Apesar deste fenómeno ser bem conhecido, os organismos de regulação, como a Entidade Reguladora da Comunicação Social (ERCA), ou mesmo o Ministério da Comunicação Social, mostram-se incapazes de dar uma resposta adequada.

SE, por um lado, a situação em Angola é preocupante, no mundo não parece estar melhor, porque uma das notas salientes deste ranking 2023 sobre a liberdade de imprensa é que "a situação é muito séria" em 31 países, difícil em 42, problemática em 55 e apenas boa ou satisfatória em 52.

O que se traduz por uma percentagem assustadora de sete em cada dez países estarem em muito mau estado no que respeita ao exercício do jornalismo.

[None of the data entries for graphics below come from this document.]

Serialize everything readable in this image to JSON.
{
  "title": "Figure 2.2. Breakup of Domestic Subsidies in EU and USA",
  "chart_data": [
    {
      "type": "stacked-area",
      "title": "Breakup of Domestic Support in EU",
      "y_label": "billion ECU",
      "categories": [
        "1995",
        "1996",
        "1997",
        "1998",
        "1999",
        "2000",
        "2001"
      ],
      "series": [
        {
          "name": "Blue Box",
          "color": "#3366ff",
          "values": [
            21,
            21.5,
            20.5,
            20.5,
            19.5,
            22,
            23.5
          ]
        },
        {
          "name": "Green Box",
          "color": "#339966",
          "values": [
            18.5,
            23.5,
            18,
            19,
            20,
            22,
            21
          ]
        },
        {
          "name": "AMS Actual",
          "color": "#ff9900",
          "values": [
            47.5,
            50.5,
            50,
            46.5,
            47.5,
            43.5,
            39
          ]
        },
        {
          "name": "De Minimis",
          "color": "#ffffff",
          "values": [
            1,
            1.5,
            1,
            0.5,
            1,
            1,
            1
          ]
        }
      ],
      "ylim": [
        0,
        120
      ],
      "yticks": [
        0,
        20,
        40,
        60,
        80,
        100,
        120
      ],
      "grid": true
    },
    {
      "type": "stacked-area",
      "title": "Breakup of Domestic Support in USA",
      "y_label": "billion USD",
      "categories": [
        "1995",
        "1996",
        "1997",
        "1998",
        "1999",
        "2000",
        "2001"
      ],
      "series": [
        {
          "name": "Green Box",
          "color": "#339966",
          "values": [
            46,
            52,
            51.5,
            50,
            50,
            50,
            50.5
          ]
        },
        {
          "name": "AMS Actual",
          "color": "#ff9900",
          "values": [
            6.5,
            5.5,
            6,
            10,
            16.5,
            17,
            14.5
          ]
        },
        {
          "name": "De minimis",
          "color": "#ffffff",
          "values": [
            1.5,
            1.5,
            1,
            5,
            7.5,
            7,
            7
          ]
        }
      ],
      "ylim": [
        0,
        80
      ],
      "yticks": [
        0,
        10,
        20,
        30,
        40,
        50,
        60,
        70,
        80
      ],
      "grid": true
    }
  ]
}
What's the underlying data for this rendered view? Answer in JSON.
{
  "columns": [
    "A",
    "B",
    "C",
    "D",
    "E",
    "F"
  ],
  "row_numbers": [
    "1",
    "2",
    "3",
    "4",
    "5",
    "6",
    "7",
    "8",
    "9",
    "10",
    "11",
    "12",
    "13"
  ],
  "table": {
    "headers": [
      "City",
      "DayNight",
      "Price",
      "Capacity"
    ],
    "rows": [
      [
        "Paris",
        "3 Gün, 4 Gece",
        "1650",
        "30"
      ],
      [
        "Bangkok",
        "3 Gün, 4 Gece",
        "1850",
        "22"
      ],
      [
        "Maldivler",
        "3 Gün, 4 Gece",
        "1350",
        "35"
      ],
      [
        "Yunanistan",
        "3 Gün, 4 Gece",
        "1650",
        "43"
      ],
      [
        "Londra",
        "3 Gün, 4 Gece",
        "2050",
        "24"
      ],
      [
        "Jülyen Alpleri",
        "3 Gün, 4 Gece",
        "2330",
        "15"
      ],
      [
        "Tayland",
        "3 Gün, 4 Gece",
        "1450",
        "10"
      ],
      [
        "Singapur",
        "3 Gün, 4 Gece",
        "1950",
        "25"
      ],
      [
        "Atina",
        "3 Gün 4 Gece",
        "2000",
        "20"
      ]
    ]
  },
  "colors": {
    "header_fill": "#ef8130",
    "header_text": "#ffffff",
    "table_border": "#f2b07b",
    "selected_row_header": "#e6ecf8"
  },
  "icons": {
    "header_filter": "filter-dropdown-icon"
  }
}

No que diz respeito especificamente ao continente africano, considerado pelos RSF um "continente de alto risco para os jornalistas", a desinformação continua a espalhar-se a grande velocidade, especialmente na África subsaariana.

Não parece haver limites para a pressão governamental de todos os tipos sobre os jornalistas nos países a viverem conflitos ou em convulsão política e social.

No entanto, esta ONG sublinha a censura exercida em países como o Mali e o Burquina Faso sobre alguns media, especialmente os franceses France 24 e RFI, mas não faz qualquer referência ao facto de a Comissão Europeia, que é um órgão não-eleito na União Europeia, ter imposto como política oficial dos 27 a censura a todos os media russos, como a Rússia Today ou a Sputnik News.

Nos países lusófonos, além da queda acentuada de Angola e de Portugal, Cabo Verde perde igualmente, passando de 33º para 36ª, mas já Timor Leste sobe de 17 para 10º lugar, a Guiné-Bissau passa para 78º, mais 14 lugares, e o Brasil perde também 14, para 92º.

Moçambique, que em 2022 estava em 116º, subiu quatro lugares enquanto a Guiné Equatorial ganha 21 posições, para 120º lugar.